En réponse à la crainte d’une nouvelle vague migratoire, Emmanuel Macron a estimé, dimanche sur LCI et TF1, que la situation ne serait pas similaire à 2015, lorsque la guerre civile en Syrie avait créé une crise migratoire poussant plus d’un million de réfugiés vers l’Union européenne. Le président a notamment rappelé qu’« il y a déjà eu de très forts mouvements » de migrants afghans au fil des ans. Même si aucun exode massif n’est constaté, l’Organisation des Nations unies s’attend, « dans le scénario le plus pessimiste », à un demi-million de réfugiés afghans en 2021, pour la plupart dans les pays limitrophes.

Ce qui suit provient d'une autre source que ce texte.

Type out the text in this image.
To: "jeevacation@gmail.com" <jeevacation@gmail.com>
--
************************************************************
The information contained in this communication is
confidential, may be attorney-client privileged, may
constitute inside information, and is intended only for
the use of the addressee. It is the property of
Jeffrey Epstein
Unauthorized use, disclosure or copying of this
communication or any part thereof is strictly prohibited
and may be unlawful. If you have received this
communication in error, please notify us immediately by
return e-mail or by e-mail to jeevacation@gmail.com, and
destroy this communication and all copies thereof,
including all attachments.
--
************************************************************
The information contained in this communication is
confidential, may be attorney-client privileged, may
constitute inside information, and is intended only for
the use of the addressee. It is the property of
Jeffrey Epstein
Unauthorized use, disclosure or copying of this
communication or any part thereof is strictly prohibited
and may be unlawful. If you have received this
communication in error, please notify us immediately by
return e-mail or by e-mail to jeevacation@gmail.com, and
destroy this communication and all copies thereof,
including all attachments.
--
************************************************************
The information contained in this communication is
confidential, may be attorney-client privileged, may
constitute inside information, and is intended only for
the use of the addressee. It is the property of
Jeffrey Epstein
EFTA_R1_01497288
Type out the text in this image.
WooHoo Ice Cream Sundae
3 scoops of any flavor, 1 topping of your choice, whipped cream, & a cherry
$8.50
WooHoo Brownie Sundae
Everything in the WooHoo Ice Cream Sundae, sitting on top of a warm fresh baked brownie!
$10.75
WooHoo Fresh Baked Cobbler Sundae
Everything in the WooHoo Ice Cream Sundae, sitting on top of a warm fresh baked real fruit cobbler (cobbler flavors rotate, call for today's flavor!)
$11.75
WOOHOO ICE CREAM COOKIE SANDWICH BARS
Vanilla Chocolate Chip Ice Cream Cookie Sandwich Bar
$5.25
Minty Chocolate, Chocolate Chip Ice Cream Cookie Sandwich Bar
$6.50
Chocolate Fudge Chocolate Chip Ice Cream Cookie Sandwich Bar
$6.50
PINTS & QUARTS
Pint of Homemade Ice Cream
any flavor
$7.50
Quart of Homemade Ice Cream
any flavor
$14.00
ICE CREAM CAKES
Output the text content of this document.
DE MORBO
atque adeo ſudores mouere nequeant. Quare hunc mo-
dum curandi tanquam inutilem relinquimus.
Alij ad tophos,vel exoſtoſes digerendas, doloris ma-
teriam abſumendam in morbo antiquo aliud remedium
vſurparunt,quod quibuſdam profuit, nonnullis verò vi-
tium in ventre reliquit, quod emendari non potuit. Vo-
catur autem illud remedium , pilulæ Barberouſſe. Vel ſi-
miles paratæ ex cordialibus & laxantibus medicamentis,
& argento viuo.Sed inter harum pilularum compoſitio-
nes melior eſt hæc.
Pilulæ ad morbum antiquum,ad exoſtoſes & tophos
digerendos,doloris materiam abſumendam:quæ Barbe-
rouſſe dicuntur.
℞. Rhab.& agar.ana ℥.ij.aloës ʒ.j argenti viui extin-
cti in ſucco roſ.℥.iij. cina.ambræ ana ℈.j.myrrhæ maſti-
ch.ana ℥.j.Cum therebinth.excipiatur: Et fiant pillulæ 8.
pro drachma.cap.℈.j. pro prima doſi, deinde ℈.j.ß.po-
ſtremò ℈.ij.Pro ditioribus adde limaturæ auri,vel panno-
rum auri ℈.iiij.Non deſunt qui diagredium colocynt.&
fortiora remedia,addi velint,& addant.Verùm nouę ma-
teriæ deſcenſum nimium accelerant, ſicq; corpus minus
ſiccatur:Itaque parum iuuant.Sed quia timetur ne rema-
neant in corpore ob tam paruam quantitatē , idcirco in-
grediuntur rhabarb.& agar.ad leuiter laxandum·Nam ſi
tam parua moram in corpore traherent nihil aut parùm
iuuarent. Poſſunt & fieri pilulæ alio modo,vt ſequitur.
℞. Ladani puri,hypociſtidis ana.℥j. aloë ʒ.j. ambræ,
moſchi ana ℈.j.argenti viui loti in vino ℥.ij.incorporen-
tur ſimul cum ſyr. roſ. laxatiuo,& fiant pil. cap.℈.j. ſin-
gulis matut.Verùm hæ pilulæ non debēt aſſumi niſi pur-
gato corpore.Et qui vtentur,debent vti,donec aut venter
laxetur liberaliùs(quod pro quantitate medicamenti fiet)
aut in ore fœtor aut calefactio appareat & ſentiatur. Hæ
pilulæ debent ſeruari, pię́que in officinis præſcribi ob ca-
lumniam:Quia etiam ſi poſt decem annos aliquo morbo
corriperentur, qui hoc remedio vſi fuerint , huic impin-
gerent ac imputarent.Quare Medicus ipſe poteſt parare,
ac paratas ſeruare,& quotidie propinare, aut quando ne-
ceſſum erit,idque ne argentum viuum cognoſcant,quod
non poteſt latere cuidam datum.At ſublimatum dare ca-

L’Afghanistan est déjà en proie à une instabilité politique depuis plusieurs décennies, et si les réfugiés afghans sont nombreux, seule une minorité arrive en Europe et en France.

  • Des millions de réfugiés depuis les années 1980

Avec près de 2,6 millions de réfugiés dans le monde en 2020 (et plus de 238 000 demandes d’asile déposées dans l’année), les Afghans représentent la troisième nationalité la plus nombreuse sous la protection du Haut-Commissariat des Nations unies pour les réfugiés (HCR), programme de l’ONU chargé de les protéger et de veiller à l’application de la convention de Genève. La communauté afghane représente 11 % de l’ensemble des réfugiés dans le monde, après les Syriens (6,7 millions dans le monde) et les Vénézuéliens (4 millions).

Le nombre de réfugiés afghans dans le monde a progressivement augmenté au cours des années 1980, pour atteindre un pic à plus de 6,3 millions de personnes bénéficiaires de l’asile en 1990 et 1991, au moment de la guerre civile consécutive au retrait des troupes soviétiques du pays. Il a ensuite baissé depuis le milieu des années 1990, pour se maintenir depuis les années 2000 à un niveau compris entre deux et trois millions.

  • Moins de 13 % des réfugiés afghans arrivent en Europe

Comme cela arrive fréquemment lors de crises migratoires, ce sont en premier lieu les pays voisins qui accueillent les populations fuyant leur pays pour des raisons politiques. Ainsi, 55,4 % des réfugiés afghans se trouvaient au Pakistan en 2020 (soit 1,4 million) et 30,1 % en Iran (780 000).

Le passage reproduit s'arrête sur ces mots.